El Rhazoui’s “relative position of power”


Shulevitz ends that op-ed with a story that needs separate treatment, because it’s a whole other issue, and one I have very strong feelings about.

A few weeks ago, Zineb El Rhazoui, a journalist at Charlie Hebdo, spoke at the University of Chicago, protected by the security guards she has traveled with since supporters of the Islamic State issued death threats against her. During the question-and-answer period, a Muslim student stood up to object to the newspaper’s apparent disrespect for Muslims and to express her dislike of the phrase “I am Charlie.”

Ms. El Rhazoui replied, somewhat irritably, “Being Charlie Hebdo means to die because of a drawing,” and not everyone has the guts to do that (although she didn’t use the word guts). She lives under constant threat, Ms. El Rhazoui said. The student answered that she felt threatened, too.

A few days later, a guest editorialist in the student newspaper took Ms. El Rhazoui to task. She had failed to ensure “that others felt safe enough to express dissenting opinions.” Ms. El Rhazoui’s “relative position of power,” the writer continued, had granted her a “free pass to make condescending attacks on a member of the university.” In a letter to the editor, the president and the vice president of the University of Chicago French Club, which had sponsored the talk, shot back, saying, “El Rhazoui is an immigrant, a woman, Arab, a human-rights activist who has known exile, and a journalist living in very real fear of death. She was invited to speak precisely because her right to do so is, quite literally, under threat.”

The response of the student in the audience makes me want to punch a wall. She does not “feel threatened, too” – not in the sense that Zineb El Rhazoui does. A number of El Rhazoui’s colleagues and friends were murdered just a few weeks ago, and allies of the murderers have made death threats against her on social media. Zineb El Rhazoui is an ex-Muslim, an apostate, an unbeliever – when she says she lives under constant threat she doesn’t mean people disputing her ideas, she means people who would be happy to shoot her with machine guns.

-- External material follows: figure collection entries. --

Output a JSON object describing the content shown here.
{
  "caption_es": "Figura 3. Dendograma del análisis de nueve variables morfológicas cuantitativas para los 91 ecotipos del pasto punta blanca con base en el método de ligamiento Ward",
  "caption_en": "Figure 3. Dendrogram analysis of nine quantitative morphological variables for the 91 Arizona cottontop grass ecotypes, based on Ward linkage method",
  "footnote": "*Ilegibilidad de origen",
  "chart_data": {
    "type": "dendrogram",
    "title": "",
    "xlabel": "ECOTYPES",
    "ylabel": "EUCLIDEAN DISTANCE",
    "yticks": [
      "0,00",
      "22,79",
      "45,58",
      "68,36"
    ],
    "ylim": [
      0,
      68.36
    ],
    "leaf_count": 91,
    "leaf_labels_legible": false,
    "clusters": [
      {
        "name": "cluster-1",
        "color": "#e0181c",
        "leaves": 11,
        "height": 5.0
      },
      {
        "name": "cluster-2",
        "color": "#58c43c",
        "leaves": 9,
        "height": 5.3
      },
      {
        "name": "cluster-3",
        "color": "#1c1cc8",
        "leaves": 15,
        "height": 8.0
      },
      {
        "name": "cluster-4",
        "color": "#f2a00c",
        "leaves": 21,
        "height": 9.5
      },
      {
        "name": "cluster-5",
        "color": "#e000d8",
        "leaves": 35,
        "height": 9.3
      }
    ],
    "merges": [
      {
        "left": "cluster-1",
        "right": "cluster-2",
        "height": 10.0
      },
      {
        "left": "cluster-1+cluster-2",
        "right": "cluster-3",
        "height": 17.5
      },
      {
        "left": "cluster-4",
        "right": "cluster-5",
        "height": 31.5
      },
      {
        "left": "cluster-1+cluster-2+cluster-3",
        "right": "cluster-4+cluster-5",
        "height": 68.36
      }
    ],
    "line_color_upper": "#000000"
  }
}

Those students don’t know they’re born.

Comments

  1. Crimson Clupeidae says

    Being afraid of expressing an unpopular opinion because, you know, someone might disagree with it, is totally and completely exactly precisely and in all other ways the same as being threatened and/or killed for it.

    Totally….

  2. PatrickG says

    The real question is: was there a room with puppy videos available for that poor student?

    I mean, the trauma of it all…

  3. says

    Hmmm, I get where you’re coming from Ophelia, but Ally Fogg had an interesting thing to say about this particular news piece as a small section of a much broader topic:

    Take the examples in Shulevitz’s piece. At a lecture by a Charlie Hebdo journalist, a Muslim student stood up at the end, raised concerns about Islamaphobia and said that “she felt threatened too.” An exchange of opinions then followed in the student newspaper.

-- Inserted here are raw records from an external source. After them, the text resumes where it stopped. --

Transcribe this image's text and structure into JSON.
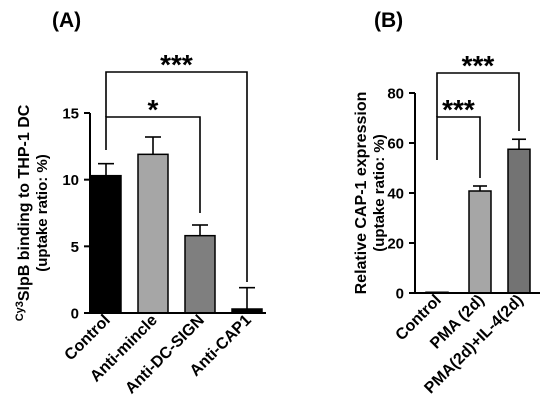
{
  "chart_data": [
    {
      "type": "bar",
      "panel_label": "(A)",
      "ylabel_sup": "Cy3",
      "ylabel": "SlpB binding to THP-1 DC",
      "ylabel_line2": "(uptake ratio: %)",
      "xlabel": "",
      "ylim": [
        0,
        15
      ],
      "yticks": [
        0,
        5,
        10,
        15
      ],
      "categories": [
        "Control",
        "Anti-mincle",
        "Anti-DC-SIGN",
        "Anti-CAP1"
      ],
      "values": [
        10.3,
        11.9,
        5.8,
        0.3
      ],
      "errors": [
        0.9,
        1.3,
        0.8,
        1.6
      ],
      "colors": [
        "#000000",
        "#a6a6a6",
        "#7f7f7f",
        "#000000"
      ],
      "grid": false,
      "significance": [
        {
          "from": "Control",
          "to": "Anti-DC-SIGN",
          "label": "*"
        },
        {
          "from": "Control",
          "to": "Anti-CAP1",
          "label": "***"
        }
      ]
    },
    {
      "type": "bar",
      "panel_label": "(B)",
      "ylabel": "Relative CAP-1 expression",
      "ylabel_line2": "(uptake ratio: %)",
      "xlabel": "",
      "ylim": [
        0,
        80
      ],
      "yticks": [
        0,
        20,
        40,
        60,
        80
      ],
      "categories": [
        "Control",
        "PMA (2d)",
        "PMA(2d)+IL-4(2d)"
      ],
      "values": [
        0.3,
        40.8,
        57.5
      ],
      "errors": [
        0,
        2.0,
        4.0
      ],
      "colors": [
        "#000000",
        "#a6a6a6",
        "#737373"
      ],
      "grid": false,
      "significance": [
        {
          "from": "Control",
          "to": "PMA (2d)",
          "label": "***"
        },
        {
          "from": "Control",
          "to": "PMA(2d)+IL-4(2d)",
          "label": "***"
        }
      ]
    }
  ]
}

    We are clearly meant to mock the student, comparing herself to a Charlie Hebdo journalist in the aftermath of the slaughter in Paris. But what Shulevitz did not mention is that the lecture was held 15 days after the brutal murder of three Muslim American students in Chapel Hill, 14 days after a Muslim family had been assaulted while shopping in Michigan, while Mosques were being firebombed and vandalised across the US and numerous Muslim organisations were receiving specific death threats. Whatever one’s views on the (complex) politics of Charlie Hebdo and broader issues of Islamophobia, I’d suggest that “feeling threatened” was not necessarily an unreasonable reaction for a Muslim student.

  4. johnthedrunkard says

    The ‘poor oppressed muslims’ trope is a disgusting attempt to shift attention. Why not invoke all the burnt churches and abducted children in Nigeria?

    More puppy videos for Maiduguri!

  5. says

    while Mosques were being firebombed and vandalised across the US

    What? What does that refer to? Are there mass firebombings of mosques going on all the time? I don’t think so. That looks like a very loose and hyperbolic claim to me.

  6. says

    And what that passage still overlooks or minimizes is the fact that Zineb El Rhazoui got specific, personal death threats sent to her personally along with her home address. Days after 9 of her colleagues were murdered in their office. No, I don’t believe that student felt threatened the same way, and no, I don’t think she was right to respond to Zineb El Rhazoui the way she did.

  7. says

    Yeah, I think I do swing more towards your viewpoint. I just get worried about dehumanisation (it’s happening SO much in Australia, from Muslims to Aboriginal Australians to women), and it makes me a little uneasy to hear a minority expressing a fear and then being roundly dismissed. I don’t know what to feel about it really…

  8. says

    Everything that’s happening is pretty horrible all the time now (well, it probably was somewhat like this for…basically forever, but now is the time that I live in and am paying attention to the most).